Firms still need help to survive Covid
Government should now target aid to those businesses in most need and with the best prospects
When the lockdown was first introduced as the coronavirus outbreak began in the UK, Boris Johnson’s Government took a momentous decision: the taxpayer would pay 80 per cent of the wages of millions of people who were unable to work because of the restrictions. The furlough scheme was the centrepiece of measures by both the UK and Scottish governments designed to keep the economy afloat during this unprecedented crisis.
Six months later, both governments are reimposing significant restrictions amid serious concern that this deadly disease is once again getting out of control.
The news prompted the business world to warn of the dire consequences. The Scottish Hospitality Group said “we are now staring into an abyss”; the Scottish Beer and Pub Association said a 10pm curfew would “devastate” their industry; and Tracy Black, director of CBI Scotland, urged politicians to develop a new plan to support business, starting with a successor to the furlough scheme, due to end next month.
Clearly, it would be impossible for the government, which is funded by tax-payers, to continue to pay millions of tax-payers almost all their wages. On such a mass scale, the furlough scheme was only ever going to be a relatively short-term measure. But businesses should still get significant state aid – targetted more precisely on those with the most need and the best prospects – because Covid is a problem that will eventually be overcome, not a permanent state of affairs.
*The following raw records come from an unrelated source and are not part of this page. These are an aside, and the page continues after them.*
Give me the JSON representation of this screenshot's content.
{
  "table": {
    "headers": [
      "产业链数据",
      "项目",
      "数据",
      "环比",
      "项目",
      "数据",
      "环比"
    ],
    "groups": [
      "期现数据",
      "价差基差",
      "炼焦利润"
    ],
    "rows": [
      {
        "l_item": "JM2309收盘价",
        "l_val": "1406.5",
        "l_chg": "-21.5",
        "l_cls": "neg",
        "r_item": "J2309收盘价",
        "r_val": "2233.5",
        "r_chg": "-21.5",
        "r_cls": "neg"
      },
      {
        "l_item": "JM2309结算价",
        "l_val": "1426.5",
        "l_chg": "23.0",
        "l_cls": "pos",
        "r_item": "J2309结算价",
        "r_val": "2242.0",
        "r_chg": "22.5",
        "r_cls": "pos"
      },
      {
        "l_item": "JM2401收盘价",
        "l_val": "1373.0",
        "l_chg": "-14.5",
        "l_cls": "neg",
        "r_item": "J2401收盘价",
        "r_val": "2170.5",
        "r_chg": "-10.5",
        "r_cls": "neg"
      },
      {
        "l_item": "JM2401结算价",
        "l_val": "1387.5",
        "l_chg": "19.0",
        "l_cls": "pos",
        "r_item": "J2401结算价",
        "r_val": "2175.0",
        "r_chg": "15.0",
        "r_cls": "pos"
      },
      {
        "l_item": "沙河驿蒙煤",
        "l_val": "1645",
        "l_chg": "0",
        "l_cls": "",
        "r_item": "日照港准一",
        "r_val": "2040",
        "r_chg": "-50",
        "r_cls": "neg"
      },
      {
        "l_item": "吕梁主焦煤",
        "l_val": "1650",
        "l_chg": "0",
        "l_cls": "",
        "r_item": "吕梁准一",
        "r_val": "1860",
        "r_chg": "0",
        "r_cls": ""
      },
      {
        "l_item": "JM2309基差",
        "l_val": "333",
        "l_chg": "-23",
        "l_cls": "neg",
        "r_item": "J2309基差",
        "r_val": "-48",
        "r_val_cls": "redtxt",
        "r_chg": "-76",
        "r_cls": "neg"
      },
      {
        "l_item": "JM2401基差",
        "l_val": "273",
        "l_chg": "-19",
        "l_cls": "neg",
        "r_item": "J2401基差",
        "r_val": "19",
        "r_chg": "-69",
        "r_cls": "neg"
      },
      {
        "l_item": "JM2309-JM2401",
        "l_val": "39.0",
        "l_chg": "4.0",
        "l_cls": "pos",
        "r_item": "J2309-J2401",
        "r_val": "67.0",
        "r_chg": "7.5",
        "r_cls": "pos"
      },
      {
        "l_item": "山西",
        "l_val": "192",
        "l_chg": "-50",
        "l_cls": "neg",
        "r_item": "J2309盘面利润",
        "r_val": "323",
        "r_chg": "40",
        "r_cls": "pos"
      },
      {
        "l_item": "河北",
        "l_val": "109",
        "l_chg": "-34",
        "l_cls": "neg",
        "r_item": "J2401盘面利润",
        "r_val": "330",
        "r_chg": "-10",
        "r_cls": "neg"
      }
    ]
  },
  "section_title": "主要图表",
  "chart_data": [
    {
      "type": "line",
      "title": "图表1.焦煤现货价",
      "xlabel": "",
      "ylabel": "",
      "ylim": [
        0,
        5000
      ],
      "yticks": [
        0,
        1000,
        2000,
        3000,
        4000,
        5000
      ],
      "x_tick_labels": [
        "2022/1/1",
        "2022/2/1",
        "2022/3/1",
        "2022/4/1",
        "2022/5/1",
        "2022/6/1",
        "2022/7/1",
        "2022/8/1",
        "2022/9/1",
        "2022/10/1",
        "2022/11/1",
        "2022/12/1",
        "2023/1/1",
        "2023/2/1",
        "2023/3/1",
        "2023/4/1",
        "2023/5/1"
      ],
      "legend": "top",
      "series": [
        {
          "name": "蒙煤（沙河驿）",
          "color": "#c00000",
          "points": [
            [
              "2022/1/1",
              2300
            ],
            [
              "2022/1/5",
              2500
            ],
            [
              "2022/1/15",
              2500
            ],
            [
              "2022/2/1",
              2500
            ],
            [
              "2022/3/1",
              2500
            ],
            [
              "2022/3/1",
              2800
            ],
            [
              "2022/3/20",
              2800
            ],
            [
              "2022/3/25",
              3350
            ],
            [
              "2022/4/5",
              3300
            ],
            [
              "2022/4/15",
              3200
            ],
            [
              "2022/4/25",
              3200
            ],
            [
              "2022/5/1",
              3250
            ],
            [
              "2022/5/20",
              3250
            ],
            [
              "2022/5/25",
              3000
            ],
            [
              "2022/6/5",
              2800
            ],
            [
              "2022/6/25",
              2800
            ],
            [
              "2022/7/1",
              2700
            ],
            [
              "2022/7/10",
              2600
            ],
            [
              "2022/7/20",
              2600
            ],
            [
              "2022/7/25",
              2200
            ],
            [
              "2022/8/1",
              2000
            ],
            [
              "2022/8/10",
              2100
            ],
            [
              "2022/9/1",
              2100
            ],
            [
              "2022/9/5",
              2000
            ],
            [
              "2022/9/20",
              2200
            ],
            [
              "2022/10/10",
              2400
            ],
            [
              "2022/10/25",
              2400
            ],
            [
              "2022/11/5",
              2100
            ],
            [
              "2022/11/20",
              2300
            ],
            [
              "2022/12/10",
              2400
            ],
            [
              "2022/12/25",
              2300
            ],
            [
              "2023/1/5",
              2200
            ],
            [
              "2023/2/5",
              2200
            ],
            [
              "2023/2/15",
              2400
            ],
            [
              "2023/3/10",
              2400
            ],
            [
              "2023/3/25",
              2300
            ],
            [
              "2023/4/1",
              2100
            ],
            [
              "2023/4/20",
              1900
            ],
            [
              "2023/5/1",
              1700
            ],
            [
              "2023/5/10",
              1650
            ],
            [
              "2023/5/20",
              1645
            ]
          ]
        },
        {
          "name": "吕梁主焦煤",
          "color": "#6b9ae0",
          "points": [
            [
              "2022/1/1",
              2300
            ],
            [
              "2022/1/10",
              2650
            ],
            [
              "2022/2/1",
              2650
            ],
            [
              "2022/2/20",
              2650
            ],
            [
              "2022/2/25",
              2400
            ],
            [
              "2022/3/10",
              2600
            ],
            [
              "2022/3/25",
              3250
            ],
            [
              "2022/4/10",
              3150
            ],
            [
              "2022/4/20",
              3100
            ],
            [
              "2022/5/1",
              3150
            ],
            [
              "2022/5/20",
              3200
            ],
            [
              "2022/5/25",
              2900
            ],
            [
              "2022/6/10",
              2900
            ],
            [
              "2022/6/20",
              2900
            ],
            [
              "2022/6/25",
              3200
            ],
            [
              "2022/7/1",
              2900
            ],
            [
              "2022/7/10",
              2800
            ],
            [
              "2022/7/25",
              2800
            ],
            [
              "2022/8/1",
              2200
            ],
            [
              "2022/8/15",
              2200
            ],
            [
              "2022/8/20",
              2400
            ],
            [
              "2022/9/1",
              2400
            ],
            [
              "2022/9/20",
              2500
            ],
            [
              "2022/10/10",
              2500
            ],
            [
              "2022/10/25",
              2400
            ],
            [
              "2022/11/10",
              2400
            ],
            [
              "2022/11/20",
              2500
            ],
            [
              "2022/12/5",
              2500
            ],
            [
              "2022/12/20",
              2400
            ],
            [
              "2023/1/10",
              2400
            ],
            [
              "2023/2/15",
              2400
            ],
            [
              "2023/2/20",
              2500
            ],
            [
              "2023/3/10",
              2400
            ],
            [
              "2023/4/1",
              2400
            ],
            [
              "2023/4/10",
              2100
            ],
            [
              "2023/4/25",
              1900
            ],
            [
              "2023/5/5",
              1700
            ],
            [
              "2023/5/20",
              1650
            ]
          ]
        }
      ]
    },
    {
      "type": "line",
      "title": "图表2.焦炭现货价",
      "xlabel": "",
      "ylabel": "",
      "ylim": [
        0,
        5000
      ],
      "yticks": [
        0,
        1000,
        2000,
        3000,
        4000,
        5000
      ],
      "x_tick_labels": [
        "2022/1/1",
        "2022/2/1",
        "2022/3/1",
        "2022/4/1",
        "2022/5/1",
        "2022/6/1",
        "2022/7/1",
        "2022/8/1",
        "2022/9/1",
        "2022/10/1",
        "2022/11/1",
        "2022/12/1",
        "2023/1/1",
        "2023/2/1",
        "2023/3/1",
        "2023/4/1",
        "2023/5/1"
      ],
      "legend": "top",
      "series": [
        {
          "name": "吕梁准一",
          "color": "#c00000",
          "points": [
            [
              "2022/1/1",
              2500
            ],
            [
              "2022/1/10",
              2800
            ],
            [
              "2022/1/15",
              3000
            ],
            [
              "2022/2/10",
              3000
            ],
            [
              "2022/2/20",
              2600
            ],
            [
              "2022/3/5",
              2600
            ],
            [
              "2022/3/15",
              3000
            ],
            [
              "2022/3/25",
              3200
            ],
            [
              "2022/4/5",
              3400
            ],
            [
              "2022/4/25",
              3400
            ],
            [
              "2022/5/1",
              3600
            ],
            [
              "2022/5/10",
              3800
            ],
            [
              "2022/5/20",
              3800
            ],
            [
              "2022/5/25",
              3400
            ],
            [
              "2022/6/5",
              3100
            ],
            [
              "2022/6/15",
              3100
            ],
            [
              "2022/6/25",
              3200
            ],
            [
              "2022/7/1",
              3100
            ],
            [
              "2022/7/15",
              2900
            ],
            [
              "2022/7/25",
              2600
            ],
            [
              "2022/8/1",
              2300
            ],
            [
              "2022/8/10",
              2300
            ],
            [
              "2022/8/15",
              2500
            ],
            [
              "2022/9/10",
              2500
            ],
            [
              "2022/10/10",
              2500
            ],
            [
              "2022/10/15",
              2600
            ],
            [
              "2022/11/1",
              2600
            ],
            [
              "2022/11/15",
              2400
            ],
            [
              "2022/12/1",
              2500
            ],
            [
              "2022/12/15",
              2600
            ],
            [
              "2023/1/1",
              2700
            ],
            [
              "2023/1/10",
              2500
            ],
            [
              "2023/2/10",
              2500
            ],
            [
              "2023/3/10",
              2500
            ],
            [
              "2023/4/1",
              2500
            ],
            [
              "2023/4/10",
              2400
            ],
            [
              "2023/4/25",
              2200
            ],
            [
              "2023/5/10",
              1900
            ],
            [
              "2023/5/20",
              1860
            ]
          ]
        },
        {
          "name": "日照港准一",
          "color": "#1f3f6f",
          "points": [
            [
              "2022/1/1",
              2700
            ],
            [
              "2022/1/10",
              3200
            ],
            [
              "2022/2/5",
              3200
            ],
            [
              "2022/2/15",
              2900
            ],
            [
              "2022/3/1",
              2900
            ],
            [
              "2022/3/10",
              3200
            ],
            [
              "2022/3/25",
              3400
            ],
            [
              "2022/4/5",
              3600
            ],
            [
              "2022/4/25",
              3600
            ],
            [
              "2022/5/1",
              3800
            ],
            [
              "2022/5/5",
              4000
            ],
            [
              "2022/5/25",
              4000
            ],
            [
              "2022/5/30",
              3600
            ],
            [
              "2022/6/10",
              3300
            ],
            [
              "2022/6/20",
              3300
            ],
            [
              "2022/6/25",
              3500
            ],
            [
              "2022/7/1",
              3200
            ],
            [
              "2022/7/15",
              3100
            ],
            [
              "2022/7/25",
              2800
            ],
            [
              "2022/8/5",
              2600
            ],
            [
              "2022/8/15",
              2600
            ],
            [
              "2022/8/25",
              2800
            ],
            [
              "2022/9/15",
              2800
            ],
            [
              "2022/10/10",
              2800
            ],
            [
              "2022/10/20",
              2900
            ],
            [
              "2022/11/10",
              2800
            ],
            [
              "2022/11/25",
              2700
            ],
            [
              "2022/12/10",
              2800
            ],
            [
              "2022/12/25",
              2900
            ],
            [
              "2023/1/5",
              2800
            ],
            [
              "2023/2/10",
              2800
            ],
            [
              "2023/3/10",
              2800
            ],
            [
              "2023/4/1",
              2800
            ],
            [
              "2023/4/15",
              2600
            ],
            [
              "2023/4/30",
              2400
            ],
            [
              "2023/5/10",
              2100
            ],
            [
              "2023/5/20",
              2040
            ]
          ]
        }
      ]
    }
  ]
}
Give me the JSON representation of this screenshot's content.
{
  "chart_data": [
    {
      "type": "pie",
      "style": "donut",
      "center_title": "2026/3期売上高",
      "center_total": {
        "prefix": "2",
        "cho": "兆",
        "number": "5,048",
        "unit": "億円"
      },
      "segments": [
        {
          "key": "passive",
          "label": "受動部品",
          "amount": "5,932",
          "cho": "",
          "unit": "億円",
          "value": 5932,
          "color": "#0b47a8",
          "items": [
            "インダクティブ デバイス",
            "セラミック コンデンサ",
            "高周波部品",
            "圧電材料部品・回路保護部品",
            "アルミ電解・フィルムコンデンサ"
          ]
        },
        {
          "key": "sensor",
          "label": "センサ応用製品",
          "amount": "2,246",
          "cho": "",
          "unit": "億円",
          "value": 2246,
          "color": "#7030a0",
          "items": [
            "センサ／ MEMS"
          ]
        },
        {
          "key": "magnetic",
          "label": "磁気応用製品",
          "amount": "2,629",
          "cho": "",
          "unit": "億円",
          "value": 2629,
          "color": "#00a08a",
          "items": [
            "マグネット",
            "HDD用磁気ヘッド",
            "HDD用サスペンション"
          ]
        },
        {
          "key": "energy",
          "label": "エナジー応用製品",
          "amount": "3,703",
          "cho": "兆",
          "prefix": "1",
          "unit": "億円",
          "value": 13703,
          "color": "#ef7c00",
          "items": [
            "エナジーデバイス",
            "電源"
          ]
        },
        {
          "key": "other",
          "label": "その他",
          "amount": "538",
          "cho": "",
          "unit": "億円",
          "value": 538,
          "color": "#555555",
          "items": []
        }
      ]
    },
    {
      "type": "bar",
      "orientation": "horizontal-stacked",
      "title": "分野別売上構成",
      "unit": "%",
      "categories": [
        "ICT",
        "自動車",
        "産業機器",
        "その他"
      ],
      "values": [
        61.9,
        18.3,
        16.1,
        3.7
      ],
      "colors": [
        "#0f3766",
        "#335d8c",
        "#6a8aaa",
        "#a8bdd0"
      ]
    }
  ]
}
If we allow too many businesses to collapse and too many jobs to be lost, our economy will suffer for years to come. The debts the nation is wracking up are considerable, but they are tiding us over until some semblance of normality returns. The UK is one of the richest countries in the world and its economy should bounce back.
As Johnson told MPS yesterday, Britain has reached a “perilous turning point” and now risks a second wave. Warning against “complacency that could be our undoing”, the Prime Minister said: “If we fail to act together now, we will not only place others at risk but jeopardise our own futures with the more drastic action that we would inevitably be force to take.” As the Covid threat grows, the strain on our economy and the public purse is showing. So, once again, the Scotsman urges everyone to take this seriously and do their bit.